Now that the 2021 season is over, bringing yet another year of disappointment, a fifth consecutive season with no postseason victories, it’s time to take stock of where the Pittsburgh Steelers stand. Specifically, where Steelers players stand individually based on what we have seen and are seeing over the course of the season and into the offseason as it plays out. We will also be reviewing players based on their previous season and their prospects for the future. A stock evaluation can take a couple of different approaches and I’ll try to make clear my reasoning. In some cases, it will be based on more long-term trends. In other instances, it will be a direct response to something that just happened. Because of this, we can and will see a player more than once over the course of the season as we move forward.
Player: DB Tre Norwood
Stock Value: Up
Reasoning: At least for the time being, while the Steelers continue to search for a starting strong safety, second-year defensive back Tre Norwood likely stands in as the ‘next man up’—for whatever that is worth in a scenario that is bound to change.
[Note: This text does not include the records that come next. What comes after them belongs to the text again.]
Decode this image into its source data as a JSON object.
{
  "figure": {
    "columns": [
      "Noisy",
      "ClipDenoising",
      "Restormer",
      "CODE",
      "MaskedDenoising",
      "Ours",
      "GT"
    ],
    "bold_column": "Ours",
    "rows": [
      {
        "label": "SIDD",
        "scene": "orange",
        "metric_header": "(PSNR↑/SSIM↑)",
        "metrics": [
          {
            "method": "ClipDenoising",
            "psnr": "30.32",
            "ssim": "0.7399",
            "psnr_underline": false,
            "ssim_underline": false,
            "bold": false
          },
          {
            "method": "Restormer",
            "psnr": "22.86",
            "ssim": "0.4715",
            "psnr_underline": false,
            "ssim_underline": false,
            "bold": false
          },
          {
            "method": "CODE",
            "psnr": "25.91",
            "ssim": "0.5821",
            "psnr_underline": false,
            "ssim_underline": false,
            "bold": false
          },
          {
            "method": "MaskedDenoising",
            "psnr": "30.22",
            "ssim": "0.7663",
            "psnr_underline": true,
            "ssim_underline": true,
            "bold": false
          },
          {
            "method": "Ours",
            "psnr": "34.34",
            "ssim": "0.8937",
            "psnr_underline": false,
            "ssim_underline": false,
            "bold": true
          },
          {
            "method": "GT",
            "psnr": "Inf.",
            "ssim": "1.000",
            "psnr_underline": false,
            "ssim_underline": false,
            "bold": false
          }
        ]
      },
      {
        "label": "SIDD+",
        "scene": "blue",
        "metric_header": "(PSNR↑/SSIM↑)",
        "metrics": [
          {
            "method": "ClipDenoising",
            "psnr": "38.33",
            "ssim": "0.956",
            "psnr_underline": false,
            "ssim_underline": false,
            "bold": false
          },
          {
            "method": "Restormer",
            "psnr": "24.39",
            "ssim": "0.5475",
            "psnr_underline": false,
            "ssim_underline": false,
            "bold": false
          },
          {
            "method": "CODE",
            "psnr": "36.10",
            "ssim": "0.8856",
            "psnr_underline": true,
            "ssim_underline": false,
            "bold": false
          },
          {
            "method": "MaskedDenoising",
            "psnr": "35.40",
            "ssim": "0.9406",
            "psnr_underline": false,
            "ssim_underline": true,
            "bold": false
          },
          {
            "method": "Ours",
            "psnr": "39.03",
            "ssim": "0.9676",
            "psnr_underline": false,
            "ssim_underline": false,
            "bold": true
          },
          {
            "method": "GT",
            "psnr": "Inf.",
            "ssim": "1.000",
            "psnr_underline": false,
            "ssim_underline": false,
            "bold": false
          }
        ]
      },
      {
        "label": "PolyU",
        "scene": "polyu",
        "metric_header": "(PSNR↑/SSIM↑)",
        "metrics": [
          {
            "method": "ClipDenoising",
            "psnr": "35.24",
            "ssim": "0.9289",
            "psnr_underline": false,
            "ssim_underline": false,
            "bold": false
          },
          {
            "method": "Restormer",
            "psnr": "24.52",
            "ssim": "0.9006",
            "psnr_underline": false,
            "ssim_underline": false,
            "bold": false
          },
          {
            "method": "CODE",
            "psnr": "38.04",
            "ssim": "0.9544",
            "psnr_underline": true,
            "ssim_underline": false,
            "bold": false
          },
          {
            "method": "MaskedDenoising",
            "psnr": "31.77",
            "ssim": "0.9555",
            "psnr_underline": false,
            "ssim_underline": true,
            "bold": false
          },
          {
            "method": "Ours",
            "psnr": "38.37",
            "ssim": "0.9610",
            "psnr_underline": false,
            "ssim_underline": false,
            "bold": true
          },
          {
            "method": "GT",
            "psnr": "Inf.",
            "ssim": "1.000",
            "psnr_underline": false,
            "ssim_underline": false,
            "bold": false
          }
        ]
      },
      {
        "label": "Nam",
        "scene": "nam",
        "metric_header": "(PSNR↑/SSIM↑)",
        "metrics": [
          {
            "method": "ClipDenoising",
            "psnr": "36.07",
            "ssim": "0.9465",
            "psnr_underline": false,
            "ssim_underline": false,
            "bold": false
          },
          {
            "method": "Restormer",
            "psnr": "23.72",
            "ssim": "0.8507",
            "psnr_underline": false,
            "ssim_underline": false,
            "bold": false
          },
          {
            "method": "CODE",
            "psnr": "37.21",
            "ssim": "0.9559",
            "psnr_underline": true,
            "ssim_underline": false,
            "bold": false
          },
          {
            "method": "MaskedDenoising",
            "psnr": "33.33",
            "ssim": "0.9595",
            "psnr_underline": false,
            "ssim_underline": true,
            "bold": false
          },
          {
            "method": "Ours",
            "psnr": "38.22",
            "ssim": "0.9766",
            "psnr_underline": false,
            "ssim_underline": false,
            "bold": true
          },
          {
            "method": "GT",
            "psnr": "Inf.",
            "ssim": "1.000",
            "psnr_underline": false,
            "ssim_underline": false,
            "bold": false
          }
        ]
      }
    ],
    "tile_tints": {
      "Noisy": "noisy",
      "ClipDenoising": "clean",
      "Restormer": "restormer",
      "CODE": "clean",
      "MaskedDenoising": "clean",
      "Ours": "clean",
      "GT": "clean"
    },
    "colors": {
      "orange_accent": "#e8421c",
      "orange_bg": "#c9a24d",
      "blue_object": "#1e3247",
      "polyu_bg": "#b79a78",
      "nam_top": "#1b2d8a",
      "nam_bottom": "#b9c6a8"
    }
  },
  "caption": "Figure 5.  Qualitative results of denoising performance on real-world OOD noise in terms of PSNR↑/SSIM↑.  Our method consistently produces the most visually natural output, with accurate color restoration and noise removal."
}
Do I think Tre Norwood is going to start at strong safety as the primary option this year? No, absolutely not. But if the team were to take the field for a game today, he would be in the starting lineup, as the Steelers continue to toy with their options, such as Terrell Edmunds, Tyrann Mathieu, and a number of potential draft choices.
Let me state this very clearly for those who will read past the headline and perhaps the opening line beyond the stock: I’m not in any way suggesting that Norwood is going to be a starting safety this year, or that the delay in finding a starter makes the potential of his starting more than marginally closer to a reality.
But perhaps it does say at least a little something about what the Steelers think of him that they haven’t felt pressured to fill that very significant vacancy in a more timely manner. A minor vote of confidence. This is a team that likes to have every hole possible filled before the draft, so to have a glaring one in the starting lineup isn’t nothing.
But perhaps they have some level of “comfort”, not radically dissimilar to their “comfort” in Mason Rudolph as a starter, in the idea of Norwood being an emergency fallback option even as they exhaust every reasonable opportunity to avoid that scenario.
Norwood did start one game last season, at free safety, when Minkah Fitzpatrick had to sit out a game following a positive COVID-19 diagnosis. While he is more ideally suited to play free safety, I would imagine that he will be the top backup at strong safety as well by the time the regular season starts—and at this point, I’m guessing it will be behind Edmunds as the starter.